I awoke as the orange rays of the sun bled through my bedroom window. Nerves always eat at me before I travel, and so it wasn’t surprising for me to rise early. Day one of my cachaça trip. There were so many unknowns. I shuffled around my apartment, ensuring my belongings were together, made my coffee, and ate a bit of breakfast. By the time that was done, my wife and kids were up.
Besides being a travel day, it also happened to be my kids’ first day of school. Their focus was not on me, but on a new situation—new teacher, new classroom, new friends. We got them fed and dressed and headed to the car. They hardly noticed that I’d brought a rather large suitcase with me. My wife reminded them, as we left our apartment and descended to the garage, that I’d be gone for 11 days.
My son didn’t even want us to go into the school building with him. That’s the way that seven year olds are, I suppose. But we did anyway, and while he tried to get away from me, I squeezed him and told him I loved him and that I’d see him soon. He scurried quickly away into his classroom, eager to get into his groove.
My daughter was a different matter. She’s a mama’s girl, and so as we waited at the entrance to her classroom, she clung to my wife and wouldn’t let go. The tears came and didn’t seem like they would stop. But with a bit of coaxing, and assurances that my wife would return to get her, we got her inside.
On the short ride to the airport, I thought about the kids and how my time away would impact them. My wife told me not to worry, that I needed to concentrate on the trip. But maybe I didn’t want to? Was this crazy? Was I making a mistake? Maybe I should scrap the whole thing.
“Have fun,” she said as I kissed her goodbye at the airport. “Really. Try to enjoy it.”
My airport focus kicked in, and since I’d already checked in and paid for my bag to be checked, I didn’t have much to do before I passed through security. I hustled through the checkpoint, which is conveniently pleasant compared to the morose security theater of the U.S., only to find my flight delayed for 45 minutes.
I downshifted a bit, realized that I wasn’t in a rush. I had no timetable. Everything on the trip was up to me. Each moment was my own.
I touched down in Porto Alegre a couple hours later after an uneventful flight. I’d been there a year and a half earlier with my family on our way to Gramado, a city that prides itself on its year-round Christmas celebration. But I didn’t know Porto Alegre particularly well and felt the anxiety rise again, knowing I would soon drive into the unknown.

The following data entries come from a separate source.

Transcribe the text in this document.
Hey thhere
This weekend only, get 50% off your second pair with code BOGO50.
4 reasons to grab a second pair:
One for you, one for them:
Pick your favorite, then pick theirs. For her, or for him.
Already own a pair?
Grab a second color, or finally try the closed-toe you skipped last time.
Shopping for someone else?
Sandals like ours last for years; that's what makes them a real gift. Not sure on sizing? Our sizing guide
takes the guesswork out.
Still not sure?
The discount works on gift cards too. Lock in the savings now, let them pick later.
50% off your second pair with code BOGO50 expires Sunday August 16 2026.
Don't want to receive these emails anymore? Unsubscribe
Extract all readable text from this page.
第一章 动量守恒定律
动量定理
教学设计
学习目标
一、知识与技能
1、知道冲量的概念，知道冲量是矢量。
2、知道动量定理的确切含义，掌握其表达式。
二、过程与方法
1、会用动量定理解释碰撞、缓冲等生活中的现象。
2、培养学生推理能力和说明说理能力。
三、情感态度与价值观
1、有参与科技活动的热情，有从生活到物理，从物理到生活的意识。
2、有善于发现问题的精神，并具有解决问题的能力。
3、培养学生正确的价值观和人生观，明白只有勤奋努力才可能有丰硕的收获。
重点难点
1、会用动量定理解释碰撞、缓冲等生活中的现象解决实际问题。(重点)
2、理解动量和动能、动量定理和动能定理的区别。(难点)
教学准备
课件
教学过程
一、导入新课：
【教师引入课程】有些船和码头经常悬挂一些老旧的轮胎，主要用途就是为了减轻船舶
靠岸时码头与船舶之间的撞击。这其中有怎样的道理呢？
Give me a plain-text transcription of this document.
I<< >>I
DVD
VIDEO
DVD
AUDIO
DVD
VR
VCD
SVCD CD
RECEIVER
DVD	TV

I’d prepared well for the rental car counter and encountered no problems. A Renault Duster would be my chariot for the following days. Once I’d gotten my bags in, plugged in my cellphone, and programmed my first stop at a distillery, I was off.
The initial route was a series of twists and turns leading toward the highway. Porto Alegre, near the airport, presented a series of crumbling buildings, a commuter rail, and shiny new steel construction. There was an urgency for change, pulling the new from the old.
There were familiar brands housed in unremarkable buildings along the highway: Ford, McDonald’s, Nissan, and even Subway. I couldn’t help but feel the tension between those multi-nationals and the very domestic distilleries I would visit over the coming days, which represented something very essentially Brazilian.
The city receded momentarily as lush green overtook the landscape. I saw mountains in the near distance carving up the sky. But suddenly the urban feel returned. Was I still in Porto Alegre? No, the signs told me, I’d made it all the way to Novo Hamburgo, 47 kilometers away. It was a nice German name for a city that didn’t, from the freeway, remind me much of Germany.
The roads began to narrow as I left Novo Hamburgo. But there was still plenty of traffic as we began our ascent into the mountains. Large tractor trailers belching black smoke began to tailgate me as the highway slipped to four lanes and then to two. They were anxious to get somewhere, and I wasn’t, so I was happy to get out of their way when I could.
Google Maps told me to turn into Ivoti, which announced itself with a welcoming archway. I was close, I realized, to my first stop. Not more than a few kilometers. I was both excited and uncomfortable—I needed to use the bathroom.
At some point during the twists and turns, I found myself on a narrow, two-lane road, and realized that I’d lost my 4G connection and potentially my Google guide. Not exactly what I wanted. For a moment, I worried that I wouldn’t make it, that I’d have to stop for directions, no one would understand me, and my bladder would explode, making for an embarrassing car-rental return.
But then I heard words that melted my stress: you have arrived at your destination.